Scholars argue that nationalist passions in Japan and South Korea, as well as in China, have distorted historical study of the euphemistically named "comfort women." Amid continuing historical disputes about whether women were "coerced" into the brothels and the extent of the Japanese government's direct involvement, the Japanese and South Korean governments recently announced a settlement in which Japan apologized to the women and pledged $8.3 million for their care in old age.

January 15, 2016

The New York City Independent Budget Office released a report this week detailing how much the city could spend on offering free tuition at its seven City University of New York community colleges.

The report details that the city could spend as little as $138 million, limiting to three years the tuition assistance for full-time students, or a high of $232 million for an unlimited number of years for all full- and part-time students. The report estimates that providing free tuition to all students would cost $3,456 per student. That figure takes into account the shares of students who do and do not receive state or federal financial aid.

Over all the CUNY system enrolled 58,000 full-time and 40,000 part-time students in 2013. The annual tuition rate is $4,800, but the report details the total cost of attendance, including books, supplies, travel and living expenses, which is $12,000 for students living at home and $24,800 for independent students.

January 15, 2016

Trinity University in Texas on Thursday announced that it would opt out of the state's new campus carry law, becoming the 20th private college there to do so, according to The Texas Tribune. The law, which will take effect this year, allows guns into public college classrooms and dormitories, to the consternation of many academics in Texas and elsewhere. While the law obligates public institutions, it allows private nonprofit colleges to opt out, and many of them are choosing to do so.

"The safety of our students, faculty, staff and visitors is our highest priority," Danny Anderson, Trinity's president, said in the university's statement. "A weapons-free environment is the best learning environment for a residential campus like Trinity."

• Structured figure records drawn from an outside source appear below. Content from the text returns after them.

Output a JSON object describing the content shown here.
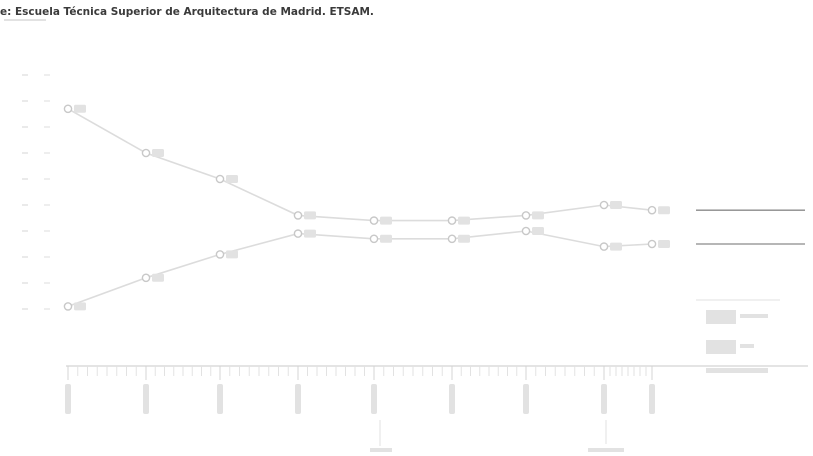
{
  "header": {
    "source_text": "e: Escuela Técnica Superior de Arquitectura de Madrid. ETSAM."
  },
  "colors": {
    "background": "#ffffff",
    "axis": "#d4d4d4",
    "series_line": "#dcdcdc",
    "end_line": "#8a8a8a",
    "marker": "#c8c8c8",
    "faint_label": "#e2e2e2",
    "source_text": "#3a3a3a"
  },
  "chart_data": {
    "type": "line",
    "title": "",
    "xlabel": "",
    "ylabel": "",
    "ylim": [
      0,
      100
    ],
    "grid": false,
    "legend_position": "bottom-right",
    "x": [
      0,
      1,
      2,
      3,
      4,
      5,
      6,
      7,
      8
    ],
    "series": [
      {
        "values": [
          87,
          70,
          60,
          46,
          44,
          44,
          46,
          50,
          48
        ]
      },
      {
        "values": [
          11,
          22,
          31,
          39,
          37,
          37,
          40,
          34,
          35
        ]
      }
    ],
    "minor_ticks_per_interval": 7
  }
}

The Texas Tribune is keeping a running list of colleges opting out of the law.

January 15, 2016

A slate of candidates for Harvard University's Board of Overseers is running a campaign in the alumni election on the platform of making the university free, The New York Times reported. The slate also wants Harvard to reveal more information about how it make admissions decisions. The candidates believe that such information may reveal discrimination against Asian-American applicants. While the Board of Overseers (whose members are elected by Harvard alumni) is an influential player in Harvard governance, the university is ultimately governed by the Harvard Corporation.